De hecho, el hallazgo, llevado adelante por una colaboración internacional llamada Scan Pyramids y publicado por la revista «Nature», se realizó utilizando imágenes basadas en los rayos cósmicos que bombardean continuamente cada centímetro de la superficie terrestre. Toda una prueba de lo efectiva que puede ser la física de partículas aplicada al estudio de antiguas estructuras.

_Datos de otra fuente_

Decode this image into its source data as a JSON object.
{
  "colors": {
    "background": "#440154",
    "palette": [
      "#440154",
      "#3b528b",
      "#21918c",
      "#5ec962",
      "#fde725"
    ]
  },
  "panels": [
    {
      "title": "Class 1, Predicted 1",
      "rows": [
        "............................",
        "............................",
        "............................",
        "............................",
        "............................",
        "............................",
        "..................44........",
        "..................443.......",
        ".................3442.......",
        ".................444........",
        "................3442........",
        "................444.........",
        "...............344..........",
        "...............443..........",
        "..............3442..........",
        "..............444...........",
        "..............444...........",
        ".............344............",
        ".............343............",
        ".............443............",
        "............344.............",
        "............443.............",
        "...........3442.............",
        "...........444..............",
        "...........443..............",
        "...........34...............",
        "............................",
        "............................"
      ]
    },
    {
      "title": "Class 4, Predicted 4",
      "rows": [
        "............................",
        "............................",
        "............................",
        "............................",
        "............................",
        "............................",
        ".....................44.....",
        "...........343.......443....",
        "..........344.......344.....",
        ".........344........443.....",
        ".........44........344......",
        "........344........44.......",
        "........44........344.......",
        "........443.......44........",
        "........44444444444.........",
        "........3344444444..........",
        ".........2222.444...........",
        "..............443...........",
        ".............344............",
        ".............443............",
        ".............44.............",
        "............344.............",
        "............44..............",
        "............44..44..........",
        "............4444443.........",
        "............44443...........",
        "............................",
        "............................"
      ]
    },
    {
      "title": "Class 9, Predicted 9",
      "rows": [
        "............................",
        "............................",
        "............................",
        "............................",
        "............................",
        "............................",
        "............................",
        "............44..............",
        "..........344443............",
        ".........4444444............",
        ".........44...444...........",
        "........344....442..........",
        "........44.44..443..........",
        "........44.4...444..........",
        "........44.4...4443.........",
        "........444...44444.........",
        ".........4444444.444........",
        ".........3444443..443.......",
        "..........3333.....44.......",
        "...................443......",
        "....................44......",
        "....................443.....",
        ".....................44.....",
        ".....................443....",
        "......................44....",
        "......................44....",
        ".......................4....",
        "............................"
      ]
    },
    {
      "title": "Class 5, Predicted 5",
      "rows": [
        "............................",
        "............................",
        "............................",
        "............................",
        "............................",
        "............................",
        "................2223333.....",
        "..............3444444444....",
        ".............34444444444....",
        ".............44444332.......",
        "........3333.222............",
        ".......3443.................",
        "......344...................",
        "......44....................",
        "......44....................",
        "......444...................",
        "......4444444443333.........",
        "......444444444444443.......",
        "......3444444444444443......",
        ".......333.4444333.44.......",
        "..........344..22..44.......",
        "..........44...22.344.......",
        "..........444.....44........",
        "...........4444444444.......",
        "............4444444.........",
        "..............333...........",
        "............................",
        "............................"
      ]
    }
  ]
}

La gran pirámide, una de las estructuras más impresionantes del mundo antiguo, fue levantada durante el reinado del faraón Keops, que duró desde el año 2509 hasta el 2483 antes de Cristo. Construida a partir de bloques de piedra caliza y granito, se eleva 139 metros y es la más antigua y más grande de las pirámides de Egipto. Pero la forma en que se construyó no ha sido aún aclarada por completo, extremo que ha dado origen a todo tipo de especulaciones y misterios.